Au milieu du 19e siècle, plus de 90 % de la population russe est paysanne. L’État tsariste, particulièrement despotique, s’est de longue date subordonné la noblesse et l’Église et a réduit la paysannerie au servage...
Bien que le servage soit officiellement aboli en 1861 par Alexandre II, la répression des révoltes paysannes, issues de l’absence d’amélioration des conditions de vie, se poursuit. Sur fond de famines récurrentes et de misère, la volonté de posséder réellement les terres cultivées se fait de plus en plus forte, et les premiers « populistes » considèrent que c’est de là qu’une révolution peut surgir en Russie.
À quoi sert la paysannerie ?
Au niveau stratégique, Marx s’était demandé si la propriété communautaire des campagnes, le « mir », pourrait servir de point d’appui à une transition vers le socialisme faisant l’économie de la transition capitaliste, Engels la considérant au contraire comme archaïque et en cours de décomposition. Lénine, menant bataille contre les populistes, défendra que l’agriculture russe est déjà profondément transformée dans le sens capitaliste.

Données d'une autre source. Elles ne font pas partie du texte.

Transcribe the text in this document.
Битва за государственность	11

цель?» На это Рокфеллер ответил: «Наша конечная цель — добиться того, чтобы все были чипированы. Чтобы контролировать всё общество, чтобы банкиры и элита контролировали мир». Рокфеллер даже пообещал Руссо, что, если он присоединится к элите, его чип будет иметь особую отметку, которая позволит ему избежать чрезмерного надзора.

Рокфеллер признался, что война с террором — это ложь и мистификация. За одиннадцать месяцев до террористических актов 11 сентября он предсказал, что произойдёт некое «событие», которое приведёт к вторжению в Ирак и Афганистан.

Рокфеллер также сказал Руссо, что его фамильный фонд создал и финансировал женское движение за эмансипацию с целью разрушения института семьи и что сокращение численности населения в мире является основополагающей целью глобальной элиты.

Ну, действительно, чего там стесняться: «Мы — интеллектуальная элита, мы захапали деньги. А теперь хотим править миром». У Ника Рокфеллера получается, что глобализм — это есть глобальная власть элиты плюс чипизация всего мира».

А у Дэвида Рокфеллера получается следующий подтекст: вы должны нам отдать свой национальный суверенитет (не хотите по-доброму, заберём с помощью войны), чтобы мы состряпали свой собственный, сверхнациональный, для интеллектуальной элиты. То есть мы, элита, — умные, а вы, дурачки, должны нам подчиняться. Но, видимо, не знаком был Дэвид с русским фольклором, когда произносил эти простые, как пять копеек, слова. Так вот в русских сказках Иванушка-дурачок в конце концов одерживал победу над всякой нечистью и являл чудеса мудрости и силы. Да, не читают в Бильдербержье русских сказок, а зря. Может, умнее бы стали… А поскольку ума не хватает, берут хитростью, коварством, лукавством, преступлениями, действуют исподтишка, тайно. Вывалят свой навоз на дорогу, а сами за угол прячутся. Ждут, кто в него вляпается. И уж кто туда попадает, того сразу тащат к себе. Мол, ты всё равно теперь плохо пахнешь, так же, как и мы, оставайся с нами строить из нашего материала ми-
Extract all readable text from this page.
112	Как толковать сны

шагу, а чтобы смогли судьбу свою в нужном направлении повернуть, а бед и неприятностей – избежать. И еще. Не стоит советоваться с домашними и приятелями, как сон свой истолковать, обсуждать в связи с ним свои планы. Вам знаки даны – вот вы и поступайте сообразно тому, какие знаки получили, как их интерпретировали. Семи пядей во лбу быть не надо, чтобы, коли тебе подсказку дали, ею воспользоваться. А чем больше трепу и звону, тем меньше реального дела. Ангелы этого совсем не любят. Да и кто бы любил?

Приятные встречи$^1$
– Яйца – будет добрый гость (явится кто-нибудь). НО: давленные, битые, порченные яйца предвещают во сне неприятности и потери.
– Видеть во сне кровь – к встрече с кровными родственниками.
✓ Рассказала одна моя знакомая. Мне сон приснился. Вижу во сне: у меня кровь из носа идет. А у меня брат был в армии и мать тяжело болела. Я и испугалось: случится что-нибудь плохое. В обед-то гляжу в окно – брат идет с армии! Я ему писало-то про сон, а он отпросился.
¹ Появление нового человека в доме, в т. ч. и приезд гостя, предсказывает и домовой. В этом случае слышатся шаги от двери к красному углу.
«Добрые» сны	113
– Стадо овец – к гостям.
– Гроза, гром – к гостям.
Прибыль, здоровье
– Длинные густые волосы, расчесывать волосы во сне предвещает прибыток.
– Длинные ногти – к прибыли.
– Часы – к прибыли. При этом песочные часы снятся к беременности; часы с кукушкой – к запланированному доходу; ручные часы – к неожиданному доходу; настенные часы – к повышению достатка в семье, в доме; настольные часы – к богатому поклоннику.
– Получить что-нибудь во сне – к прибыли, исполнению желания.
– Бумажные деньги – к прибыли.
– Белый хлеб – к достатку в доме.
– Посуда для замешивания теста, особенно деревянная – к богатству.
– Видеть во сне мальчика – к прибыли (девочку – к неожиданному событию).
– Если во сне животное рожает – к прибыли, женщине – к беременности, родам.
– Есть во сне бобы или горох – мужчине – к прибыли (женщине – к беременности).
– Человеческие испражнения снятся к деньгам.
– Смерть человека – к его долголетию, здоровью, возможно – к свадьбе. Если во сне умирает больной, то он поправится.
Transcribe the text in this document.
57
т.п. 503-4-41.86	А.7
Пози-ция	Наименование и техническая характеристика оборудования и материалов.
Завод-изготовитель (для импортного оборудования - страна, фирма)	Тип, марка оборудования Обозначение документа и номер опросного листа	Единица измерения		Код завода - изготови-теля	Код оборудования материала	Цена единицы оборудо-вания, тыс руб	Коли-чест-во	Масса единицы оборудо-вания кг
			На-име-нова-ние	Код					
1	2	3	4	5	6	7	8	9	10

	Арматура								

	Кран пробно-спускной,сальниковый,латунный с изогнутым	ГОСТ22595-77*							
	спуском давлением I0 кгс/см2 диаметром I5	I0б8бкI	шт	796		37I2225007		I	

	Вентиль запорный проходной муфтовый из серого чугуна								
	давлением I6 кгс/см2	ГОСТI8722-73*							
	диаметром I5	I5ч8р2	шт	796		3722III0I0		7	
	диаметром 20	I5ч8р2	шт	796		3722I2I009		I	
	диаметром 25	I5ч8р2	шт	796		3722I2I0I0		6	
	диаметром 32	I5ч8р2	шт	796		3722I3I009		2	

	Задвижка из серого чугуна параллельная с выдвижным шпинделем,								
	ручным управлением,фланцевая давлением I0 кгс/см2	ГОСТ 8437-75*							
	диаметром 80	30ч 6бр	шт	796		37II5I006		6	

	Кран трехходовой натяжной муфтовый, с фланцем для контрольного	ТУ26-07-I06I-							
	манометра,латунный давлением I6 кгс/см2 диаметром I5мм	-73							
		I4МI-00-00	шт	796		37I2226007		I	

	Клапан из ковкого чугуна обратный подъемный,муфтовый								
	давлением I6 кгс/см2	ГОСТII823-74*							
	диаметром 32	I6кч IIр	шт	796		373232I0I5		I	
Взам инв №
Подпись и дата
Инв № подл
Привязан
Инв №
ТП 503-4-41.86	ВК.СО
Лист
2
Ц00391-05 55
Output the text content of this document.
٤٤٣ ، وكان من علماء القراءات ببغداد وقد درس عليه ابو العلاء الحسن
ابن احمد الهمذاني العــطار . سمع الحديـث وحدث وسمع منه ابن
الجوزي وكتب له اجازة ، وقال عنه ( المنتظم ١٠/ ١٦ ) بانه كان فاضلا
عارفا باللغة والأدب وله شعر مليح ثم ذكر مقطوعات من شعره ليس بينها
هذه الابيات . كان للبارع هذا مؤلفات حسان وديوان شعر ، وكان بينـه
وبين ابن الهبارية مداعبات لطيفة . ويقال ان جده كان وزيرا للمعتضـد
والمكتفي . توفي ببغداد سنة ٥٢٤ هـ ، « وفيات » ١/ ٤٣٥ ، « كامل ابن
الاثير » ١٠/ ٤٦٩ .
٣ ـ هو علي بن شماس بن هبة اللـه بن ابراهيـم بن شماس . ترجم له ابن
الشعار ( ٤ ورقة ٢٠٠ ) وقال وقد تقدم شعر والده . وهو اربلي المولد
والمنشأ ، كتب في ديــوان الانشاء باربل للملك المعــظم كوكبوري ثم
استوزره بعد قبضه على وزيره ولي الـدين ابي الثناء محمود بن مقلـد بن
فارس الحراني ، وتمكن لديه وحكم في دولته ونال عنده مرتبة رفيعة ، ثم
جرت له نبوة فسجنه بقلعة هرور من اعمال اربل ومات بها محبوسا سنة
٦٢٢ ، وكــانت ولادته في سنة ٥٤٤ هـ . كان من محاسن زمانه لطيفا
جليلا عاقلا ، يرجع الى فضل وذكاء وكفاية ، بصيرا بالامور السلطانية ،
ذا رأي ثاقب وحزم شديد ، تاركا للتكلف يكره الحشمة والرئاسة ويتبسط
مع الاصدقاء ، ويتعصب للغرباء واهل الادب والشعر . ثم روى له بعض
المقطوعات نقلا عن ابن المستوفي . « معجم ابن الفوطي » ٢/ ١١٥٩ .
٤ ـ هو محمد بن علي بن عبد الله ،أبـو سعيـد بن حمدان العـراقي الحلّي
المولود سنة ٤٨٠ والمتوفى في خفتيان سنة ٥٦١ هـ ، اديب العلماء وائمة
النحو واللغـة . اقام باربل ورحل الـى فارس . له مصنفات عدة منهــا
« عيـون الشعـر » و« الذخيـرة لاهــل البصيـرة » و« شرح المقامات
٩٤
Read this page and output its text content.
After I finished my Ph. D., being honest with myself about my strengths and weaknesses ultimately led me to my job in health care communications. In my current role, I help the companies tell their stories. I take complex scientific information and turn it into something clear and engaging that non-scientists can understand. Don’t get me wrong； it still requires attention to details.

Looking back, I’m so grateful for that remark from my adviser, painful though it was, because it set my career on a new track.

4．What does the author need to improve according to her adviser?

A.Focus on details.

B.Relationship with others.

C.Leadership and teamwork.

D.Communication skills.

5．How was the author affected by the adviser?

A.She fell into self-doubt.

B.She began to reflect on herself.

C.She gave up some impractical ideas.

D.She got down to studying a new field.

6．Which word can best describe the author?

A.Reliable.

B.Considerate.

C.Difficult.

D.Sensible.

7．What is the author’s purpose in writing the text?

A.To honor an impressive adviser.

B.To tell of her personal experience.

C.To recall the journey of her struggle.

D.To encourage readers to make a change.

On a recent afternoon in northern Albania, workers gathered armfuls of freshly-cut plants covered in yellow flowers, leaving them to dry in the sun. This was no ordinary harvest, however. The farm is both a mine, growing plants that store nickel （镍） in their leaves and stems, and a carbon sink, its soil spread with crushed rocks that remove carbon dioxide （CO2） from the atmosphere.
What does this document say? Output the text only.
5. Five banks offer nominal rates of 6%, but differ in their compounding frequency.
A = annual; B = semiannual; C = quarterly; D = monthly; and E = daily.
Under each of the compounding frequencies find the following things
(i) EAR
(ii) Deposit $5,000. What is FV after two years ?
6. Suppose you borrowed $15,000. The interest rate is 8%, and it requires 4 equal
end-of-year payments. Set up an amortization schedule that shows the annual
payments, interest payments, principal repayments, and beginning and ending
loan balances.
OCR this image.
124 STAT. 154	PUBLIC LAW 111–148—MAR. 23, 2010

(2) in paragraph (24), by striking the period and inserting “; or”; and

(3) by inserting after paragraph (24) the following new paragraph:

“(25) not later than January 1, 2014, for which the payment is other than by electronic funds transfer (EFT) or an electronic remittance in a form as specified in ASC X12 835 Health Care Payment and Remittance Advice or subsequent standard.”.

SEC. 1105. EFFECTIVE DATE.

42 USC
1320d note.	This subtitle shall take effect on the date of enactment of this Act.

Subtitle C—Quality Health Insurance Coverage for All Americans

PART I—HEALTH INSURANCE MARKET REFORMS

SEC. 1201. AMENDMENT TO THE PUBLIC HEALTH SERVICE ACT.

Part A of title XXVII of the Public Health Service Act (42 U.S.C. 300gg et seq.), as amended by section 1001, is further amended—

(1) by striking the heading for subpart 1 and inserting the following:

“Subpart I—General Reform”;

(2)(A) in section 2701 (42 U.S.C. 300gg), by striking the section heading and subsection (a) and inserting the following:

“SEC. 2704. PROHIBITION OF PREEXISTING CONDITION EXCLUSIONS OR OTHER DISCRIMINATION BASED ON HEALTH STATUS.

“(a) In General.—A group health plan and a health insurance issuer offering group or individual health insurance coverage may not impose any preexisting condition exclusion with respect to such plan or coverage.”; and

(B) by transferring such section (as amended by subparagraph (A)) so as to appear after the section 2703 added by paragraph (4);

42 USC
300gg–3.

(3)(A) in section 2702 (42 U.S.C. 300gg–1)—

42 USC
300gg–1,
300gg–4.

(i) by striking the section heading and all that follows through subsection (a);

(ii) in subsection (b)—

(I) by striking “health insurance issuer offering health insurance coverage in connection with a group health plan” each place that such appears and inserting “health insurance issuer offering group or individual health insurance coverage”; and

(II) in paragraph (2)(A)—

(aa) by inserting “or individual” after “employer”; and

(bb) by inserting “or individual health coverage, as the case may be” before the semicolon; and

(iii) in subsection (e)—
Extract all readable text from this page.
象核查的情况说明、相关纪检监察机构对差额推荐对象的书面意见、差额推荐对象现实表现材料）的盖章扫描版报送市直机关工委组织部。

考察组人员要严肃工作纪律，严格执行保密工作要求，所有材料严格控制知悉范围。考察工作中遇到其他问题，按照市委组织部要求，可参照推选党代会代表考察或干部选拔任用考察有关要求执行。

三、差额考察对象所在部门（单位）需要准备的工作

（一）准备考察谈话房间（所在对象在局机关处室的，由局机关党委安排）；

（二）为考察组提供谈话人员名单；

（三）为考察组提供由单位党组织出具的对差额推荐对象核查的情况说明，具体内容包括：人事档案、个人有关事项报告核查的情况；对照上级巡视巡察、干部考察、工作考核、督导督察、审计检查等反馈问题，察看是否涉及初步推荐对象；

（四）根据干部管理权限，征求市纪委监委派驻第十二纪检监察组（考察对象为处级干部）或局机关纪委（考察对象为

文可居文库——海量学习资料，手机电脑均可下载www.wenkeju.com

Avant comme après 1905, les mencheviks, reprenant l’ancienne vision « standard » de Marx qui estimait malgré tout que les pays capitalistes avancées seraient la locomotive de la révolution prolétarienne, défendent que la révolution en Russie, pays arriéré au possible, devra d’abord être bourgeoise et démocratique, et que le mouvement ouvrier ne saurait y jouer un rôle de premier plan.
Lénine, pour qui le temps de la révolution socialiste n’est pas non plus venu, estime cependant que la bourgeoisie sera incapable de mener cette révolution, que son sujet sera bicéphale, ouvriers et paysans de concert, et que la forme du pouvoir politique à venir sera leur « dictature révolutionnaire et démocratique » commune.
Trotski, de son côté, avance dès 1905-1906 une première version de la théorie de la révolution permanente : une telle coalition est improbable car elle supposerait la capacité de la paysannerie à jouer un rôle politique suffisamment indépendant, au moins autant que la classe ouvrière, ce qu’il juge impossible. Seule la dictature hégémonique du prolétariat, alliée avec cette paysannerie pauvre comme appui, sera à même de prendre en charge les tâches démocratiques (comme la réforme agraire, la conquête des libertés civiles et politiques, etc.) mais sera conduite, de ce fait, à initier les tâches proprement socialistes en faisant intrusion dans la propriété privée. Ce par quoi il anticipe le processus à venir.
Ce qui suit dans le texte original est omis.